[Spring report]
■ヴァスパミナーニエ


 人の記憶はCDのようだって誰かがいっていた。
 カセットテープのように巻き戻しと早送りで再生するのではない。
 CDのように選択し再生する、思い出す。思い出したいことも、勿論思い出したくないことも、記憶のトラックを開けば出てくるのだ。
 どんな人であれ、振り返れば過去というひとくくりの同一線上の上に綺麗に並び、ある程度振り分けたCDの見出しから、ああ、あの時の出来事はと選び出す。
「それってちょっと寂しいかも」
 俺はカセットテープの方が好き。生きてきた長さがわかるから。ああでも、昨日のことの次に10年前の事を思い出すこともできるのはいいよね。楽しいことの次にまた楽しいことを思い出せたら、幸せなんだよ。
「10年前、あなたはまだ小学生ですね。どんな小学生でしたか?」
「そうだな。急に歌いだすから、変な奴って思われてた、かな」
「正直、私も最初は、関わりたくないタイプの人間だと思ていましたよ」
「あー、うん、それは伝わってた」
「では私が初めてあなたの誕生日を祝ったときのことは?」
「あの時?あ、覚えててくれたんだって。こいつそういうこと興味なさそうだなーって思ってたから。だから、お前の誕生日しつこく聞き出したよね」
「あまり、声高に言える日でもないので」
「でも俺の大切な花が咲く季節だったから、うれしかった」
 肉体があるから存在するのではない。その人がそこにあると誰かが認識してくれなければ、存在しないのだ。人が一人で存在できないのは、そういうことでもあると、小さな星の王子さまの物語も、作者が語らなければこの世に存在しないままだった。
 悲嘆と孤独の海沿いを歩き続けながら、それでも生きることをあきらめなかったからこそ、誰かが知り、誰かが語る一十木音也は今日まで20年、生き続けている。生き抜いて季節外れの花を咲かせて。

「いまあなたのお母さんのこと、思い浮かべることはできますか」
「できるけど。こんな時に来てもらうのは、ちょっと恥ずかしいな」
 かあさんなら、笑って喜んでくれそうだけど。
 リズムの違う心臓の音ふたつ。シーツと腕で閉じ込めた躰を、ひとつひとつ味わうように確かめていく。彼の零す、一握りの生命の呻きを知る者は、今、この世界で、私しかいない。

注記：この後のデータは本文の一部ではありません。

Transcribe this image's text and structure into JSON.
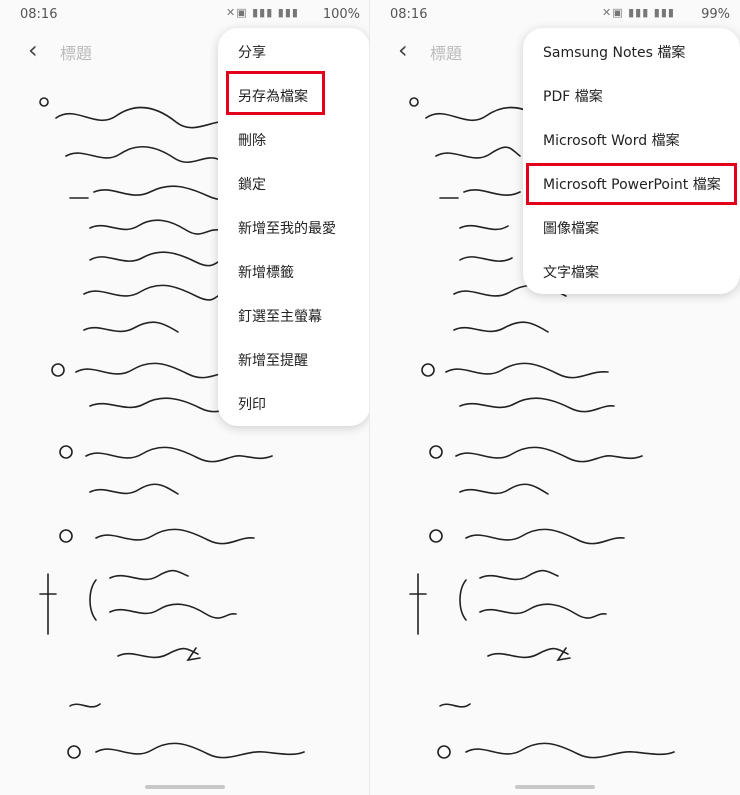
{
  "left": {
    "status_time": "08:16",
    "status_battery": "100%",
    "title_placeholder": "標題",
    "menu": [
      {
        "label": "分享"
      },
      {
        "label": "另存為檔案"
      },
      {
        "label": "刪除"
      },
      {
        "label": "鎖定"
      },
      {
        "label": "新增至我的最愛"
      },
      {
        "label": "新增標籤"
      },
      {
        "label": "釘選至主螢幕"
      },
      {
        "label": "新增至提醒"
      },
      {
        "label": "列印"
      }
    ]
  },
  "right": {
    "status_time": "08:16",
    "status_battery": "99%",
    "title_placeholder": "標題",
    "menu": [
      {
        "label": "Samsung Notes 檔案"
      },
      {
        "label": "PDF 檔案"
      },
      {
        "label": "Microsoft Word 檔案"
      },
      {
        "label": "Microsoft PowerPoint 檔案"
      },
      {
        "label": "圖像檔案"
      },
      {
        "label": "文字檔案"
      }
    ]
  },
  "colors": {
    "highlight": "#e3001b"
  }
}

「ねぇ、トキヤは、俺が初めて好きだよって言った時、どう思ったの?」
「あなたが初めて……ああ。私の文字を見て、『真っ直ならんでるけど、気持ちの込め方は熱くて、すごく好きだよ』と言ったときですか?」
「ちぇ、ひっかからなかった」
「初めてはそこでしょう。あなたの好きはそれこそ同じではないと言っていたではないですか。だから私の中にはきちんと分けてありますよ。好きだと言ってくれた時のこと。まあ、もちろん沢山ありすぎて全部は無理ですが」
「全部って言われたら、さすがに怖いかも」
「……そうですね。会って間もないのに、何を言っているのか、心底困りました。どう受け取ればいいのかと」
「うん、あの時の困ったトキヤの顔、すっげーかわいかったから、よく覚えてる」
 なにを、と息を奪い、熱をぶつけると、色気のないうめき声が上がった。それにすら興奮する自分もだいぶこの男の色に染まっているのだろう。口の中に閉じ込められた息が逃げようとする、くすぐったい振動が、たまらなく二人の身体が一つになっていることを思い知らせてくれる。